Ms Bowman remarked that the international debate around tax and human rights is usually framed in terms of tax avoidance and evasion being the human rights abuse, rather than tax payment. Professor John Ruggie who developed the UN Guiding Principles, had noted to the UN Human Rights Council in 2008 that “Mere presence in a country, paying taxes, or silence in the face of abuses is unlikely to amount to the practical assistance required for legal liability.”

Finally, and looking ahead, Ms Bowman encouraged those working on federal options for Myanmar to pay attention to constitutional and legal frameworks for business. If businesses were to be able to operate responsibly, these frameworks needed to be clear and functional, and protect human rights. Issues such as natural resource planning, permitting, taxation, and environmental and social regulation were examples of where a federal legal framework needed to be properly designed. Arrangements for company registration, for example at national, or at sub-national level (as occurs in the USA), should also be addressed. MCRB’s earlier sector-wide impact assessments (SWIAs) on oil and gas, mining, tourism, and ICT had identified and made recommendations on some of the problems in the existing Myanmar legal framework.
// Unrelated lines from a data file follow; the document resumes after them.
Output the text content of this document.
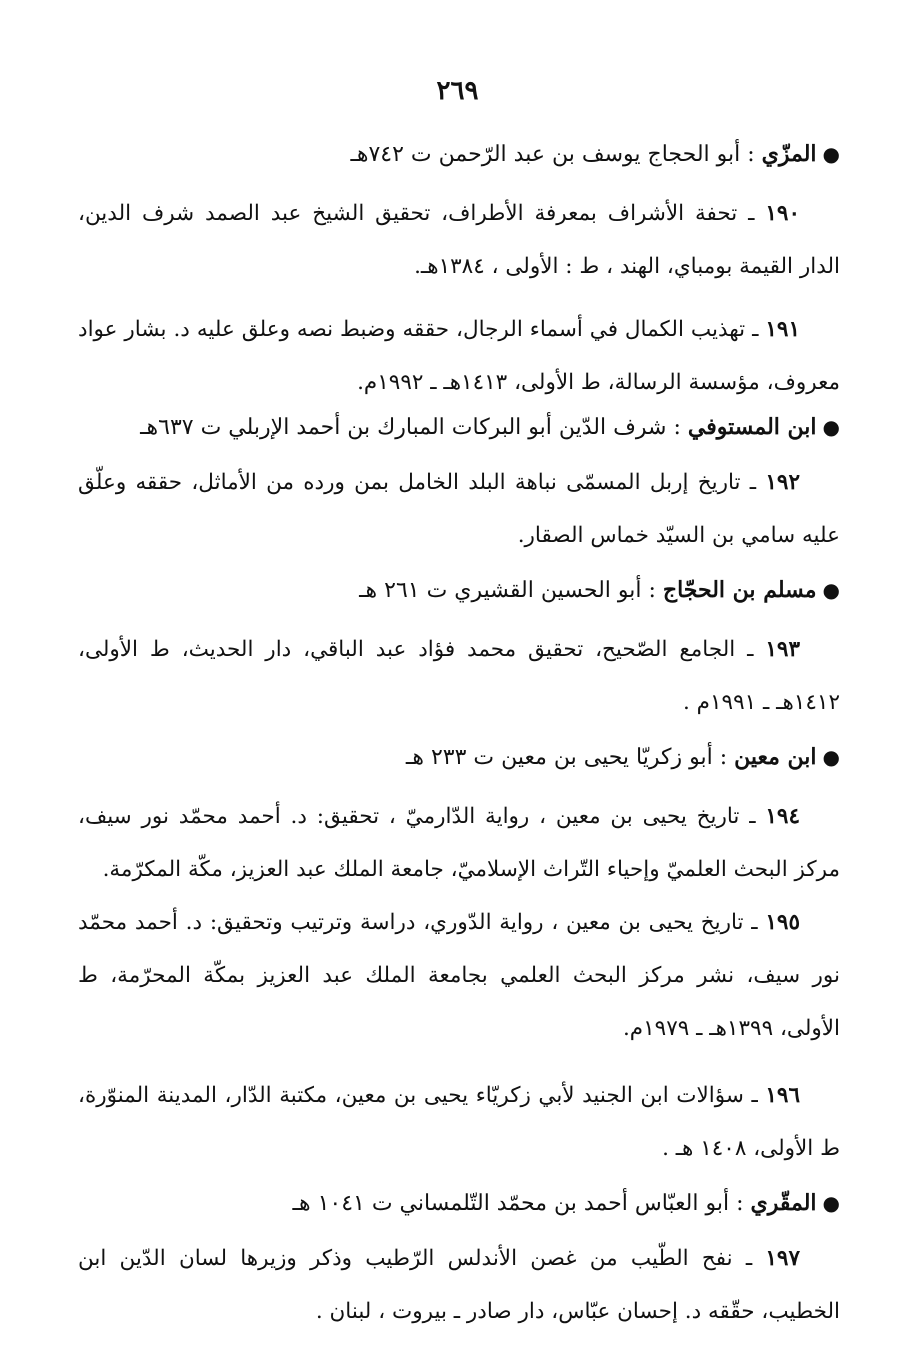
٢٦٩

●المزّي : أبو الحجاج يوسف بن عبد الرّحمن ت ٧٤٢هـ

١٩٠ ـ تحفة الأشراف بمعرفة الأطراف، تحقيق الشيخ عبد الصمد شرف الدين، الدار القيمة بومباي، الهند ، ط : الأولى ، ١٣٨٤هـ.

١٩١ ـ تهذيب الكمال في أسماء الرجال، حققه وضبط نصه وعلق عليه د. بشار عواد معروف، مؤسسة الرسالة، ط الأولى، ١٤١٣هـ ـ ١٩٩٢م.

●ابن المستوفي : شرف الدّين أبو البركات المبارك بن أحمد الإربلي ت ٦٣٧هـ

١٩٢ ـ تاريخ إربل المسمّى نباهة البلد الخامل بمن ورده من الأماثل، حققه وعلّق عليه سامي بن السيّد خماس الصقار.

●مسلم بن الحجّاج : أبو الحسين القشيري ت ٢٦١ هـ

١٩٣ ـ الجامع الصّحيح، تحقيق محمد فؤاد عبد الباقي، دار الحديث، ط الأولى، ١٤١٢هـ ـ ١٩٩١م .

●ابن معين : أبو زكريّا يحيى بن معين ت ٢٣٣ هـ

١٩٤ ـ تاريخ يحيى بن معين ، رواية الدّارميّ ، تحقيق: د. أحمد محمّد نور سيف، مركز البحث العلميّ وإحياء التّراث الإسلاميّ، جامعة الملك عبد العزيز، مكّة المكرّمة.

١٩٥ ـ تاريخ يحيى بن معين ، رواية الدّوري، دراسة وترتيب وتحقيق: د. أحمد محمّد نور سيف، نشر مركز البحث العلمي بجامعة الملك عبد العزيز بمكّة المحرّمة، ط الأولى، ١٣٩٩هـ ـ ١٩٧٩م.

١٩٦ ـ سؤالات ابن الجنيد لأبي زكريّاء يحيى بن معين، مكتبة الدّار، المدينة المنوّرة، ط الأولى، ١٤٠٨ هـ .

●المقّري : أبو العبّاس أحمد بن محمّد التّلمساني ت ١٠٤١ هـ

١٩٧ ـ نفح الطّيب من غصن الأندلس الرّطيب وذكر وزيرها لسان الدّين ابن الخطيب، حقّقه د. إحسان عبّاس، دار صادر ـ بيروت ، لبنان .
Several attendees sought Ms Bowman’s further thoughts on extending accountability and human rights protections in the supply chain, transnational standard-setting bodies, specifics on heightened due diligence, the role of development partners during the current political crisis, ways to promote corporate social responsibility, nurturing public discourse on responsible investment in Myanmar, country-specific projects and their relation to sustainability, increased extractive industry activities in conflict areas, and remedies to address human right violations in the absence of effective state protection.